Performing a proper squat requires, in addition to strength, a decent amount of flexibility. Flexibility in the low back, the hamstrings, and especially the calves and ankles. Inflexibility in any of these and other muscle groups, as well as various weaknesses will cause tell-tale compensations during a squat leading to a less effective, more imbalanced and possibly injurious exercise. Compensations during squats are such good predictors of imbalances in the musculoskeletal system that there is an entire assessment built around them called the Overhead Squat Assessment. The subject performs multiple squats with their arms overhead while a trainer or therapist observes from multiple angles, looking for specific compensations which then indicate particular muscle imbalances with a high degree of reliability.
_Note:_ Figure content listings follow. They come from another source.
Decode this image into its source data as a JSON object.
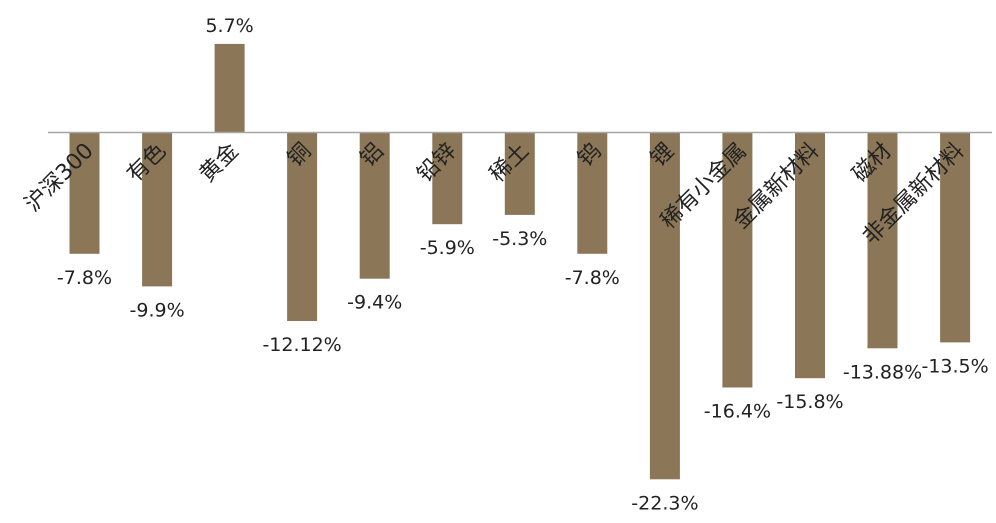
{
  "chart_data": {
    "type": "bar",
    "categories": [
      "沪深300",
      "有色",
      "黄金",
      "铜",
      "铝",
      "铅锌",
      "稀土",
      "钨",
      "锂",
      "稀有小金属",
      "金属新材料",
      "磁材",
      "非金属新材料"
    ],
    "values": [
      -7.8,
      -9.9,
      5.7,
      -12.12,
      -9.4,
      -5.9,
      -5.3,
      -7.8,
      -22.3,
      -16.4,
      -15.8,
      -13.88,
      -13.5
    ],
    "value_labels": [
      "-7.8%",
      "-9.9%",
      "5.7%",
      "-12.12%",
      "-9.4%",
      "-5.9%",
      "-5.3%",
      "-7.8%",
      "-22.3%",
      "-16.4%",
      "-15.8%",
      "-13.88%",
      "-13.5%"
    ],
    "title": "",
    "xlabel": "",
    "ylabel": "",
    "ylim": [
      -22.3,
      5.7
    ],
    "grid": false,
    "legend": "none",
    "bar_color": "#8b7757",
    "axis_color": "#a6a6a6"
  }
}
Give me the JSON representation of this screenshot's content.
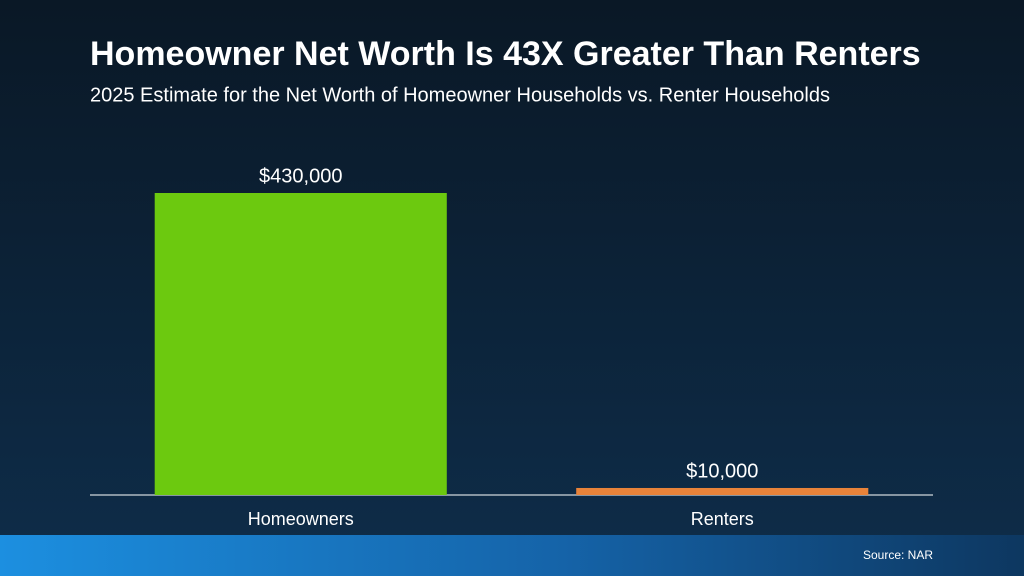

What can you do about these breakdowns in technique? First, familiarize yourself with the proper squat technique detailed above. Then, make sure you’re doing your squats before a mirror and watch your form carefully. If these or other imbalances are present, you have a few options. First, consult a trainer for suggestions on a comprehensive flexibility regiment. Second, get some work done by a structural bodyworker such as myself to correct those imbalances in a more direct and lasting way. Lastly, if you don’t feel like spending money or you don’t think you require professional assistance, just stretch the living daylights out of your calves. It’s been my experience that restrictions in the calves and ankles are responsible for the lion’s share of compensations during squats and correcting them will often eliminate or at least lessen the compensations over time.